Dorothy Johnson Vaughan was a mathematics teacher in the early 1940’s. As an African-American and a woman, this was a significant role in American history considering both parts were put down in this era. She was the first of her kind to be promoted as a supervisor in NACA’s (National Advisory Committee for Aeronautics) program, which is now called NASA. She became one of the most memorable figures along with other female African-American mathematicians who are the subject to a 2016 film “Hidden Figures.”
On September 20,1910, Dorothy was born in Kansas City, Missouri; however, she also was raised in Morgantown, West Virginia. Her parents were Leonard and Anne Johnson. In 1925, she graduated from Beechurst High school and went straight to Wilberforce University in Ohio where she received a Bachelor of Science degree in mathematics. After college, she was accepted a position as a math teacher at Robert Russa Moton High School in Farmville, Virginia. In 1932, she married Howard Vaughan whom she had six children with. Their names areAnn, Maida, Leonard, Kenneth, Michael and Donald (Biography).
This was her life for eleven years until she and her family moved to Newport News, Virginia to be employed as a mathematician at the National Advisory Committee for Aeronautics. This was placed at the Langley Memorial Aeronautical Laboratory in Hampton, Virginia where she thought would be just a temporary position. She was assigned to a segregated group that consisted of all African-Americans, called West Area Computers (Shetterly). This is where she also met Mary Jackson and Katherine Johnson (the other subjects to the film “Hidden Figures”). She underwent working beneath the conditions of segregation with these women and many other African-Americans.
Dorothy was appointed acting supervisor of the program in 1949, after the death of her manager and thus become the first African American woman to be promoted in the agency. It took two years for her to achieve permanent status in that position. After NACA became NASA (National Aeronautics and Space Administration) in 1958, she continued her work there. NASA, at the time, worked as a part in ending racial segregation at the facility. She also had to prepare for the introduction of machine computers in the early 1960’s by teaching herself and her staff the programming language of FORTRAN (Melfi).

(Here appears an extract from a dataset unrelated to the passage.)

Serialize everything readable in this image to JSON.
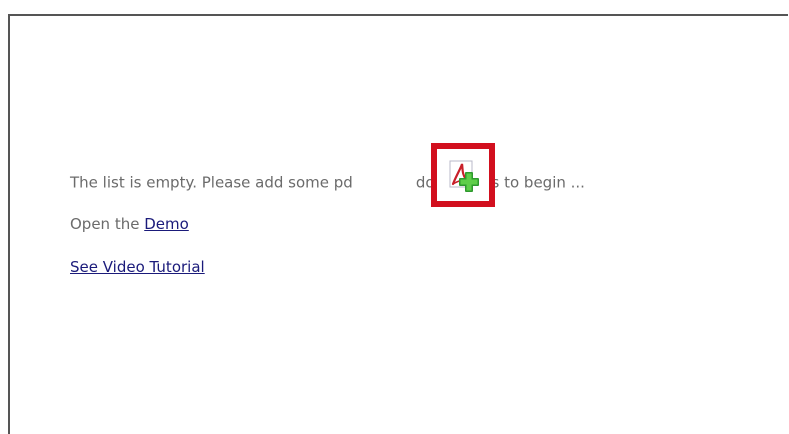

In the last decade of her employment with NASA, she worked with Mary and Katherine on the launch of astronaut John Glenn into orbit, which brought confidence back to America’s space program. She remained at NACA for twenty-eight years until such time as her retirement in 1971 at age 60. Dorothy died of natural causes at the age of ninety-eight on November 10, 2008, in her hometown of Hampton, Virginia (Biography).
Biography.com Editiors. (2016, November 14). Dorothy Johnson Vaughan. Retrieved fromhttp://www.biography.com/people/dorothy-johnson-vaughan-111416
Melfi, T. (Director). (2016). Hidden Figures [Motion picture]. USA: Fox 2000 Pictures, CherniEntertainment, Levantine Films,TSG Entertainment.